Every year electric power generation and waste incineration in the EU produces around 60 million tonnes of glassy combustion residues. Some of this is reused, but proportions vary from 15 to 100 per cent in different countries. Over the last 40 years, the cement industry has become the only major user of combustion residues, but the PROGRES network set out to develop new applications.
New applications include inert and functional fillers, absorbents, construction materials, zeolite minerals and additives for the immobilisation of pollutants.
The main barrier to commercialisation is the customer perception of the material as waste, said Dr Janssen. 'Evidently we have more work to do in identifying the barriers to acceptance. There is a need to clearly specify the conditions for the commercial acceptance of combustion residues as substitutes for costly and scarce primary materials,' she said.
A consortium of 28 partners from 10 countries has been working on ECOLIFE (closing the loop of electr(on)ic products and domestic appliances). From product planning to end of life technologies) since 1998. This thematic network was created with the objective of coordinating European, national and regional research activities from the design of electrical and electronic equipment to end of life treatment.

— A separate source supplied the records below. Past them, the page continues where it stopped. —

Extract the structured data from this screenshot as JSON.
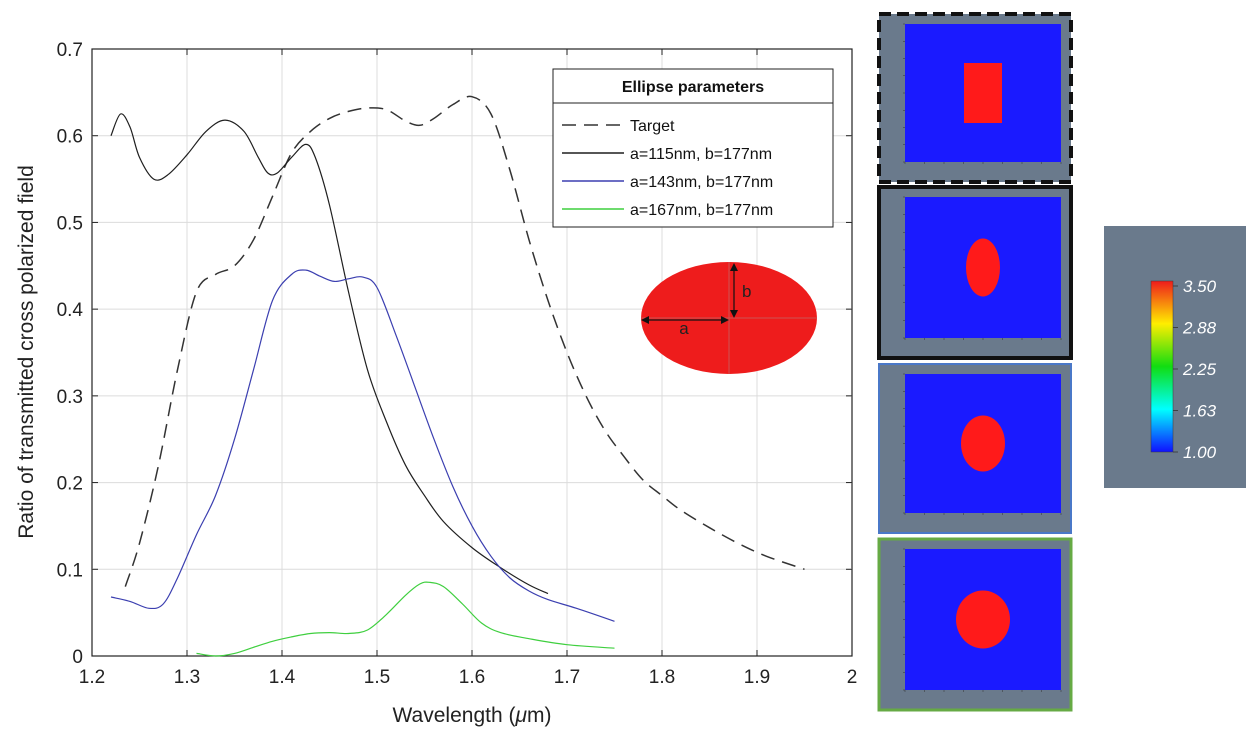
{
  "chart_data": {
    "type": "line",
    "xlabel_prefix": "Wavelength (",
    "xlabel_mu": "μ",
    "xlabel_suffix": "m)",
    "ylabel": "Ratio of transmitted cross polarized field",
    "xlim": [
      1.2,
      2.0
    ],
    "ylim": [
      0,
      0.7
    ],
    "xticks": [
      "1.2",
      "1.3",
      "1.4",
      "1.5",
      "1.6",
      "1.7",
      "1.8",
      "1.9",
      "2"
    ],
    "yticks": [
      "0",
      "0.1",
      "0.2",
      "0.3",
      "0.4",
      "0.5",
      "0.6",
      "0.7"
    ],
    "grid": true,
    "legend": {
      "title": "Ellipse parameters",
      "placement": "top-right"
    },
    "series": [
      {
        "name": "Target",
        "color": "#333333",
        "dash": true,
        "points": [
          [
            1.235,
            0.08
          ],
          [
            1.25,
            0.13
          ],
          [
            1.27,
            0.22
          ],
          [
            1.29,
            0.33
          ],
          [
            1.31,
            0.42
          ],
          [
            1.33,
            0.44
          ],
          [
            1.35,
            0.45
          ],
          [
            1.37,
            0.48
          ],
          [
            1.39,
            0.53
          ],
          [
            1.41,
            0.58
          ],
          [
            1.43,
            0.605
          ],
          [
            1.45,
            0.62
          ],
          [
            1.47,
            0.628
          ],
          [
            1.49,
            0.632
          ],
          [
            1.51,
            0.63
          ],
          [
            1.53,
            0.617
          ],
          [
            1.545,
            0.612
          ],
          [
            1.56,
            0.62
          ],
          [
            1.58,
            0.636
          ],
          [
            1.6,
            0.645
          ],
          [
            1.62,
            0.625
          ],
          [
            1.64,
            0.56
          ],
          [
            1.66,
            0.48
          ],
          [
            1.68,
            0.41
          ],
          [
            1.7,
            0.35
          ],
          [
            1.72,
            0.3
          ],
          [
            1.74,
            0.26
          ],
          [
            1.76,
            0.23
          ],
          [
            1.78,
            0.203
          ],
          [
            1.8,
            0.185
          ],
          [
            1.82,
            0.168
          ],
          [
            1.85,
            0.148
          ],
          [
            1.88,
            0.13
          ],
          [
            1.91,
            0.115
          ],
          [
            1.95,
            0.1
          ]
        ]
      },
      {
        "name": "a=115nm, b=177nm",
        "color": "#1f1f1f",
        "dash": false,
        "points": [
          [
            1.22,
            0.6
          ],
          [
            1.23,
            0.625
          ],
          [
            1.24,
            0.61
          ],
          [
            1.25,
            0.575
          ],
          [
            1.265,
            0.55
          ],
          [
            1.28,
            0.555
          ],
          [
            1.3,
            0.578
          ],
          [
            1.32,
            0.605
          ],
          [
            1.34,
            0.618
          ],
          [
            1.36,
            0.605
          ],
          [
            1.375,
            0.575
          ],
          [
            1.385,
            0.557
          ],
          [
            1.395,
            0.557
          ],
          [
            1.41,
            0.575
          ],
          [
            1.425,
            0.59
          ],
          [
            1.435,
            0.575
          ],
          [
            1.45,
            0.52
          ],
          [
            1.47,
            0.42
          ],
          [
            1.49,
            0.33
          ],
          [
            1.51,
            0.27
          ],
          [
            1.53,
            0.22
          ],
          [
            1.55,
            0.185
          ],
          [
            1.57,
            0.155
          ],
          [
            1.6,
            0.125
          ],
          [
            1.63,
            0.102
          ],
          [
            1.66,
            0.082
          ],
          [
            1.68,
            0.072
          ]
        ]
      },
      {
        "name": "a=143nm, b=177nm",
        "color": "#3b3fb0",
        "dash": false,
        "points": [
          [
            1.22,
            0.068
          ],
          [
            1.24,
            0.063
          ],
          [
            1.26,
            0.055
          ],
          [
            1.275,
            0.06
          ],
          [
            1.29,
            0.09
          ],
          [
            1.31,
            0.14
          ],
          [
            1.33,
            0.185
          ],
          [
            1.35,
            0.25
          ],
          [
            1.37,
            0.33
          ],
          [
            1.39,
            0.41
          ],
          [
            1.41,
            0.44
          ],
          [
            1.425,
            0.445
          ],
          [
            1.44,
            0.438
          ],
          [
            1.455,
            0.432
          ],
          [
            1.47,
            0.435
          ],
          [
            1.485,
            0.437
          ],
          [
            1.5,
            0.425
          ],
          [
            1.52,
            0.37
          ],
          [
            1.54,
            0.31
          ],
          [
            1.56,
            0.25
          ],
          [
            1.58,
            0.195
          ],
          [
            1.6,
            0.15
          ],
          [
            1.62,
            0.115
          ],
          [
            1.64,
            0.09
          ],
          [
            1.66,
            0.075
          ],
          [
            1.68,
            0.065
          ],
          [
            1.71,
            0.055
          ],
          [
            1.75,
            0.04
          ]
        ]
      },
      {
        "name": "a=167nm, b=177nm",
        "color": "#3fcf3f",
        "dash": false,
        "points": [
          [
            1.31,
            0.003
          ],
          [
            1.33,
            0.0
          ],
          [
            1.35,
            0.003
          ],
          [
            1.37,
            0.01
          ],
          [
            1.39,
            0.017
          ],
          [
            1.41,
            0.022
          ],
          [
            1.43,
            0.026
          ],
          [
            1.45,
            0.027
          ],
          [
            1.47,
            0.026
          ],
          [
            1.49,
            0.03
          ],
          [
            1.51,
            0.048
          ],
          [
            1.53,
            0.07
          ],
          [
            1.545,
            0.083
          ],
          [
            1.555,
            0.085
          ],
          [
            1.57,
            0.08
          ],
          [
            1.59,
            0.06
          ],
          [
            1.61,
            0.038
          ],
          [
            1.63,
            0.027
          ],
          [
            1.66,
            0.02
          ],
          [
            1.7,
            0.013
          ],
          [
            1.75,
            0.009
          ]
        ]
      }
    ],
    "inset_ellipse": {
      "fill": "#ee1c1c",
      "label_a": "a",
      "label_b": "b"
    }
  },
  "side_panels": [
    {
      "shape": "rectangle",
      "border_color": "#111111",
      "border_style": "dashed",
      "border_width": 4
    },
    {
      "shape": "ellipse",
      "border_color": "#111111",
      "border_style": "solid",
      "border_width": 4
    },
    {
      "shape": "ellipse-wider",
      "border_color": "#4a78c8",
      "border_style": "solid",
      "border_width": 2
    },
    {
      "shape": "ellipse-widest",
      "border_color": "#66aa44",
      "border_style": "solid",
      "border_width": 3
    }
  ],
  "colorbar": {
    "labels": [
      "3.50",
      "2.88",
      "2.25",
      "1.63",
      "1.00"
    ],
    "stops": [
      "#ee1c1c",
      "#ffee00",
      "#11dd11",
      "#00ffff",
      "#1010ff"
    ]
  },
  "colors": {
    "panel_gray": "#6a7a8c",
    "field_blue": "#1a1aff",
    "inclusion_red": "#ff1a1a"
  }
}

The network is driven by forthcoming European legislation on the reduction of electronic waste and a reduction in the use of chromium and other heavy metals, said Bernd Kopacek from the Austrian society for systems engineering and automation.
The network focuses on four key aspects: ecodesign, closing the cycle, end of life and state of the art continuous updating. The network has already compiled a best practice guide for ecodesign, covering numerous case studies. An example of ecodesign is the Motorola green phone, which is made with lead free solder, and uses recycled plastic and an energy efficient charger.
The key factor to the success of the approach will be finding alternative uses for used components, said Dr Kopacek, for example the use of a memory chip from a laptop for a car or toy.
Finally Edorta Larrauri presented the first virtual European recycling centre (VERC), which had its kick off meeting on 1 July 2002. The virtual centre was conceived as an information and solution provider for industry, particularly small and medium sized enterprises (SMEs), researchers, policy makers and other interested bodies. Running the network are 17 partners from 10 European countries.